The Astraea Lesbian Foundation for Justice is an international charitable foundation based in the United States focused on human rights of LGBT people, intersex people, and people of color. The organization provide grants to individuals and organizations, promotes philanthropy, and provides capacity building assistance.

== History ==
Astraea Lesbian Foundation for Justice was founded in 1977 by a small group of diverse women to increase funding for human rights of lesbian women and women of color, based on lesbian feminism.

== Activities ==
Astraea Lesbian Foundation for Justice works to connect the LGBTQI community to philanthropists and activists around the world. They solicit and invite grant proposals from individuals and organizations in the United States and internationally working on LGBT advocacy – especially around areas of the arts as well as racial, economic, social, and gender justice.
For example, from 1992 to 1994, Astraea helped fund Esto no tiene nombre, a magazine created (in part by tatiana de la tierra) to explore and provide a platform for discussion about Latina lesbian culture. In 2012, the organization awarded 152 grants totaling to 113 organizations and 16 individuals across 36 countries.

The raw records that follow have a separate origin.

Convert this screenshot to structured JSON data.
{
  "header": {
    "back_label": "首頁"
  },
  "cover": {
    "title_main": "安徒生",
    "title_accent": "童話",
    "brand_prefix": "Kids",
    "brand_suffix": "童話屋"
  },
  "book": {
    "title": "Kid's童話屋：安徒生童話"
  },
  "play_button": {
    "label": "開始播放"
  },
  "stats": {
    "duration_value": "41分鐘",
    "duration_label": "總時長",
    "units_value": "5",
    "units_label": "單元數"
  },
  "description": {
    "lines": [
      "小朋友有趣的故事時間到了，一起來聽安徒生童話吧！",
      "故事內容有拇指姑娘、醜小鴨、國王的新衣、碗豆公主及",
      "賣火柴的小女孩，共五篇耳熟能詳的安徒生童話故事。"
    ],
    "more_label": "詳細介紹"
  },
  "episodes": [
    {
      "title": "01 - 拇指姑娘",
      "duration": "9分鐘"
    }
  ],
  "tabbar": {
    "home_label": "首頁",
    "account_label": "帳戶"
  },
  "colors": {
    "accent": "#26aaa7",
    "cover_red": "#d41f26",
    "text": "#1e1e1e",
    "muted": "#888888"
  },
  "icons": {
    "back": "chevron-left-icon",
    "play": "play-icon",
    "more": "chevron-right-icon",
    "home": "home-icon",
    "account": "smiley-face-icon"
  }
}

The organization also promotes philanthropy and capacity building. Their policy of "Philanthropy of Inclusion" is founded on their concept of including people from all socioeconomic strata in philanthropic activism. They have both a domestic fund and an international fund, which they distribute to organizations coming from places including Eastern Europe, Africa, Asia, Latin America, the Middle East, and the Caribbean.

The Astraea Lesbian Writer's Fund raises funds for LGBT artists and promotes the writing of authors such as Audre Lorde, Dorothy Allison, Gloria E. Anzaldúa, Cheryl Clarke, Eileen Myles, Jewelle Gomez, Chrystos, and Sharon Bridgforth.

The organisation also established the first Intersex Human Rights Fund, in late 2014.